Writing From Your Experiences

writing from your experiences; man standing by waterfall
As a writer, some of your best material comes from your body. Using all of your senses, every day will infuse your writing with rich details and believable depictions of events and emotions.

 

I’ll give you a concrete example. I love getting massages. In my story “Beautiful Bones,” published in the Connecticut Review, I conglomerated various massage experiences and settings to provide a detailed and sensuous description of a massage to accompany the recipients thoughts and anxieties before turning to magical realism at the end. I call this a case of direct application, in which a character is having the experience I drew upon to describe it.
writing from experience; leg massage

 

But consider the use of indirect application: you could just as easily incorporate many massage moves into the description of a sex scene.
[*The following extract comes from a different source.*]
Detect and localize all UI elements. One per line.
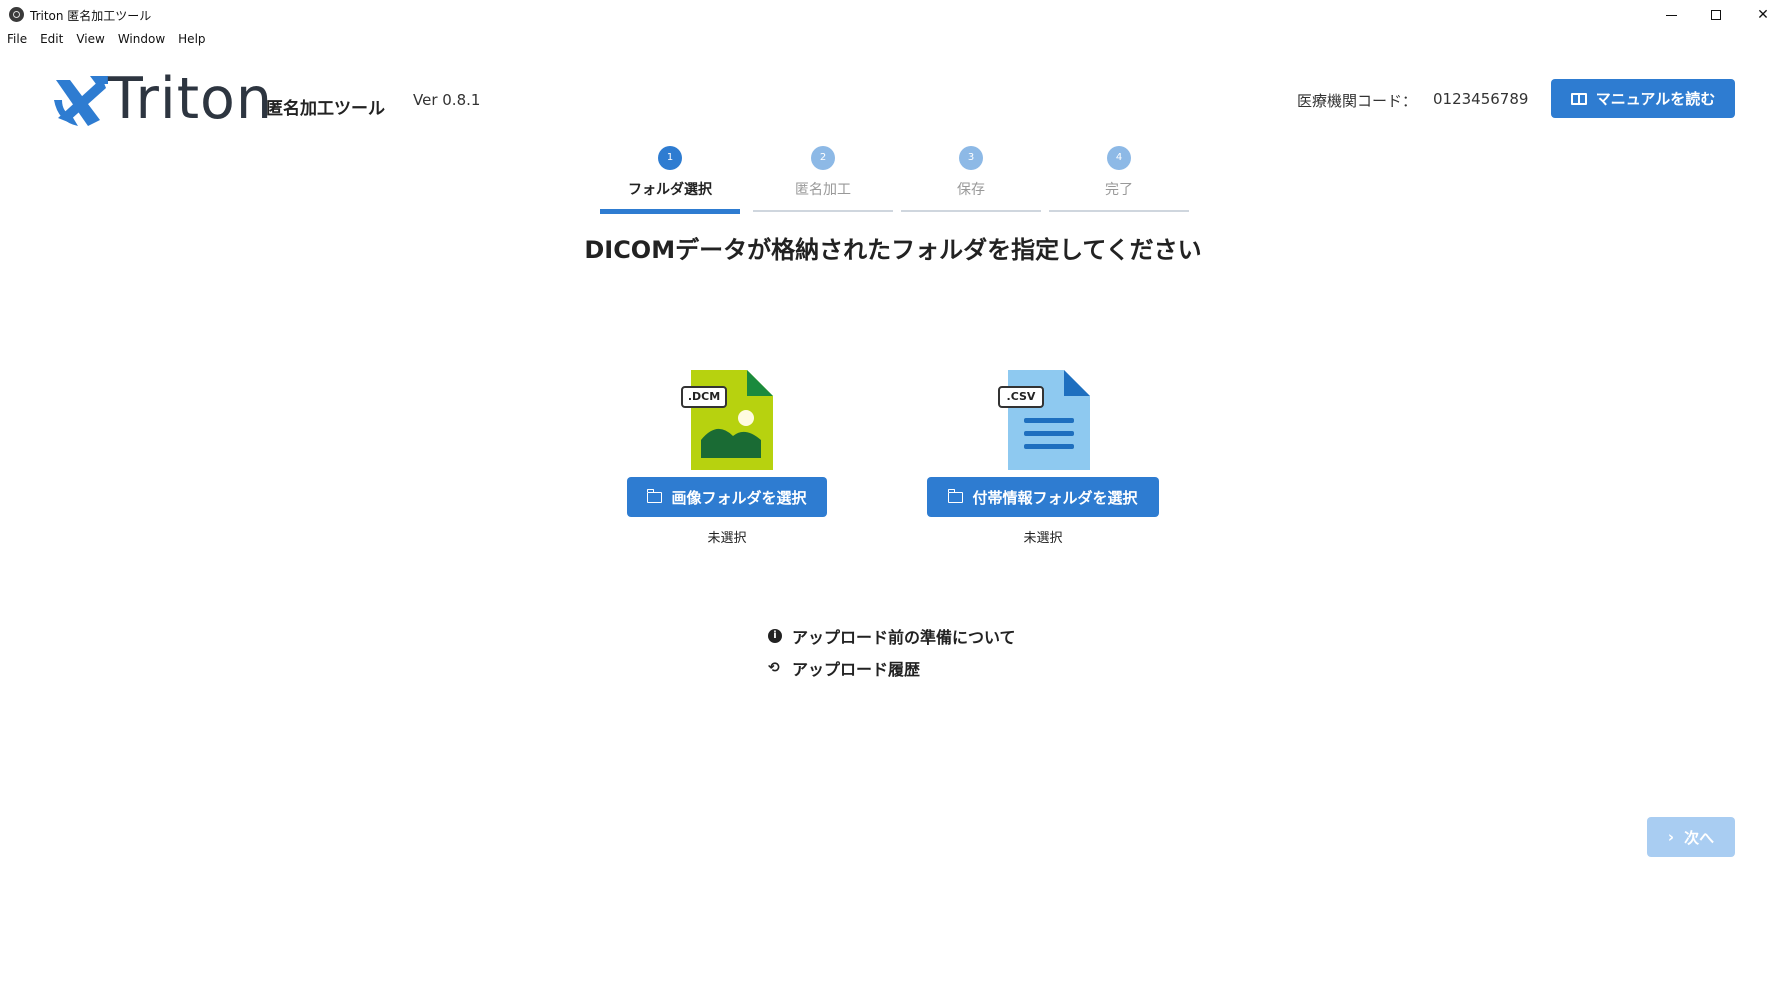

Or consider the case of a waitress whose partner offers a foot rub after a long day at work.

For any experience, try to note as many of your senses as possible.
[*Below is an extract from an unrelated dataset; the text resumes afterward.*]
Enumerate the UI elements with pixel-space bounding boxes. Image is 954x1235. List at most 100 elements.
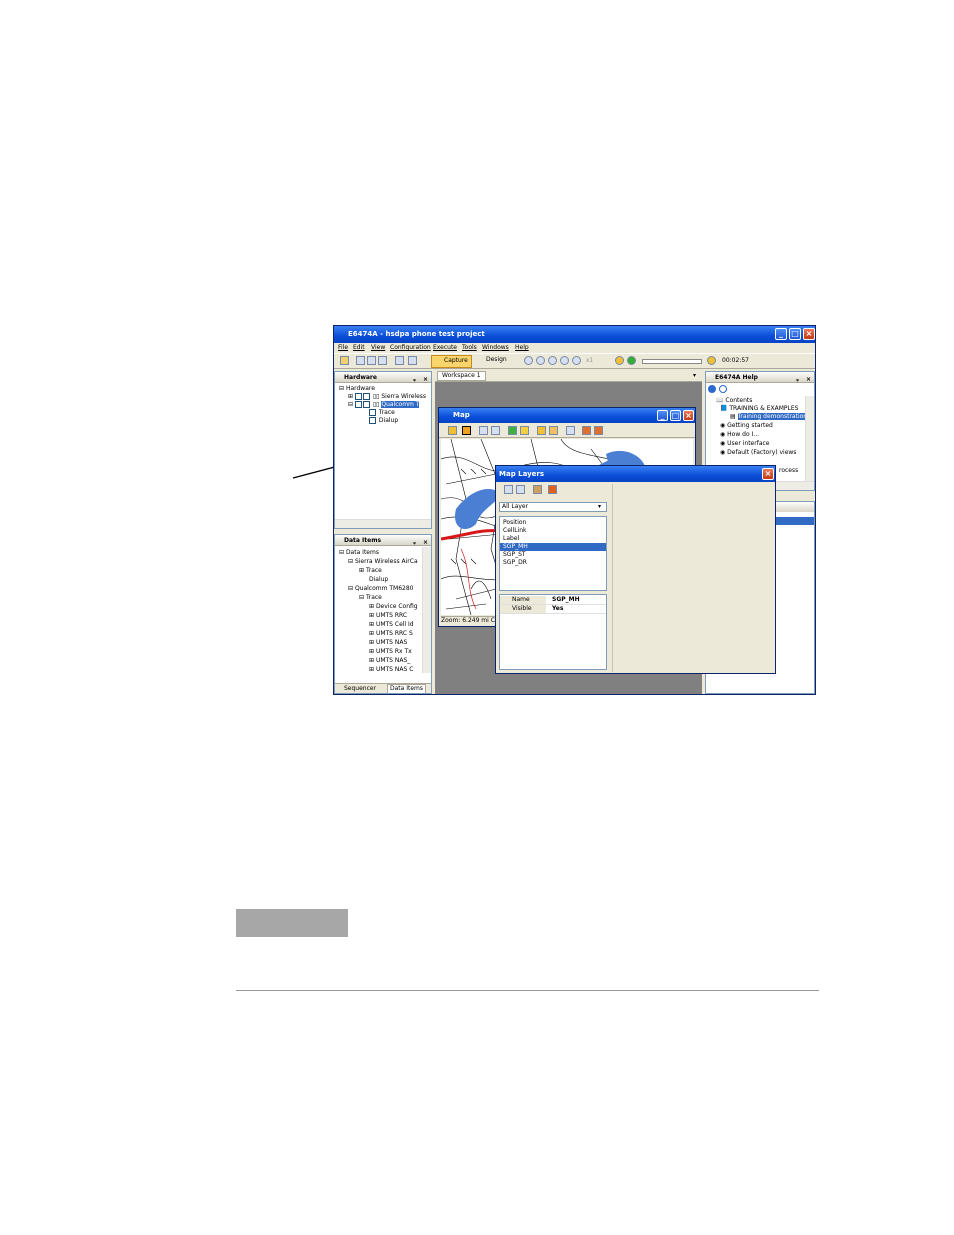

What happens when you are angry? What happens to your heart rate, breathing, stomach? Do you blush? Go white around the lips? Does your body tense? Which part(s)? What happens to you voice—everything from pitch to loudness to speed of speaking. Now consider someone you know well: how do you know when s/he is angry? What are the visual and auditory cues?

 

Food and drink are more than taste!

In fact, eighty percent of taste is actually smell. When olfactory cues are absent, people can’t tell the difference between bits of apple and bits of onion. And then there are the issues of temperature, texture, and spiciness. How complex is the experience?

 

For writers, everything is material.

Whether it’s a walk in the woods, giving blood, taking a taxi from the airport to a hotel, the frustration of tax time, or just being bored out of your skull, pay attention and use your experience.

How has an experience shaped your writing?